In group A, a fibrinogen cut-off of 353 mg/dL had a sensitivity of 90.4% and specificity of 62.79% (using Youden’s index), an AUC of 0.825, and the odds of 17.2 for predicting acute COPD exacerbations. In group B, the cut-off was higher at 391 mg/dL with an AUC of 0.791 (sensitivity: 57.7%; specificity: 92.5%), and the odds of predicting acute COPD exacerbations was 15.1 (Figure 3).
Figure 3. ROC analysis for plasma fibrinogen levels for Group A and B.

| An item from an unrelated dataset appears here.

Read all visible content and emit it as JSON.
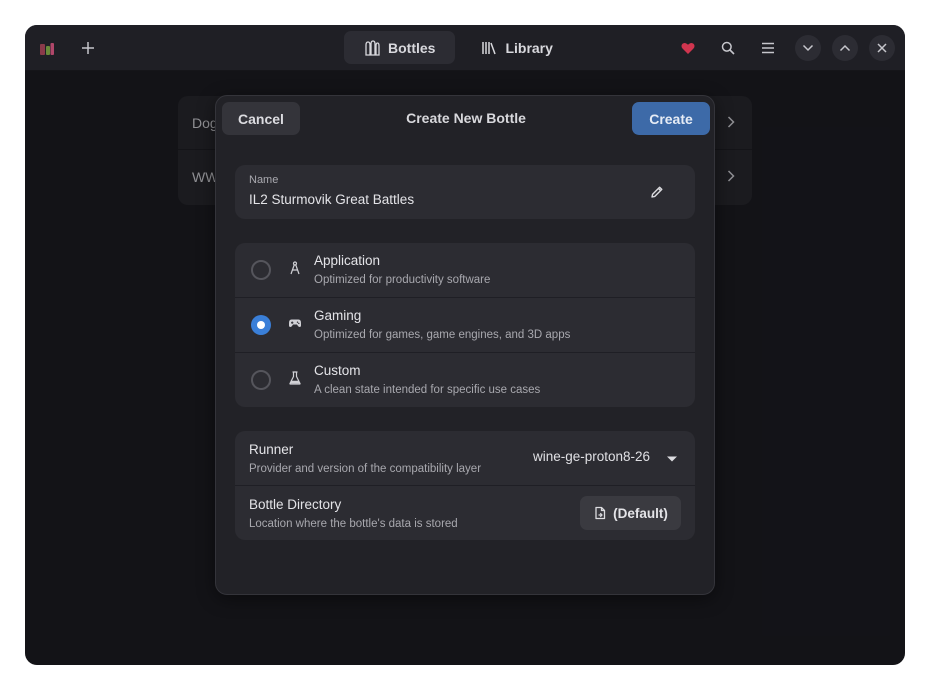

Group A: FEV1 <50%; Group B: FEV1 >50%.
AECOPD: acute exacerbation of chronic obstructive pulmonary disease; FEV1: forced expiratory volume in one second; AUC: area under the curve; ROC: receiver operating characteristic
Discussion
We observed that plasma fibrinogen levels were the highest in the AECOPD group and significantly different from those with stable COPD or healthy controls. In addition, plasma fibrinogen levels had a positive correlation with important functional indices and prognostic markers such as the BODE, ADO, and DOSE. The best correlation was with the DOSE index and the least was with the BODE index. Furthermore, elevated fibrinogen levels were associated with an increased number of AECOPD per year and were significantly associated with lower lung function. Significant differences were observed in fibrinogen levels between mild and moderate COPD and moderate and severe COPD, but not between severe and very severe COPD. Fibrinogen levels of >350 mg/dL had a 90% sensitivity but lower specificity to predict AECOPD in severe COPD patients (FEV1 of <50%), while fibrinogen levels of >390 mg/dL had more than 90% specificity to predict AECOPD but had poor sensitivity in moderate COPD patients (FEV1 of >50%).
Fibrinogen, a major acute-phase reactant, is predominantly synthesized in the liver. Fibrinogen is then converted into fibrin by thrombin for blood coagulation [18]. The synthesis of fibrinogen is upregulated as a response to inflammation which is a key pathophysiology underlying COPD [19]. COPD, a systemic disease, comprises various phenotypes making disease progression and outcome difficult to predict [20-22]. Multiple cohorts including Evaluation of COPD Longitudinally to Identify Predictive Surrogate Endpoints (ECLIPSE), National Health and Nutrition Examination Survey III (NHANES III) study, and Framingham Heart Study Offspring Cohort (FHSOC) concluded that plasma fibrinogen levels can be used as a prognostic biomarker to assess AECOPD [16]. The U.S. Food and Drug Administration and the European Medicines Agency have approved plasma fibrinogen as a prognostic biomarker to assess AECOPD and mortality in COPD confirming its clinical utility [23]. However, it should be noted that the demographics from these large cohorts consisted mainly of the Caucasian population. Because plasma fibrinogen levels are known to vary with demographics and ethnicities, the results from other cohorts may have varied applicability [24]. The mean fibrinogen levels from our study were similar to the NHANES III cohort study but lower than the ECLIPSE study and higher than Atherosclerosis Risk in Communities and Cardiovascular Health Study studies. This can be attributed to the differences in assessment methods for plasma fibrinogen levels or differences in the severity of COPD and exacerbators in the study population or differences in ethnicity [25]. For plasma fibrinogen levels to be accepted as a biomarker, it is crucial to standardize its measurement according to ethnicity and disease severity.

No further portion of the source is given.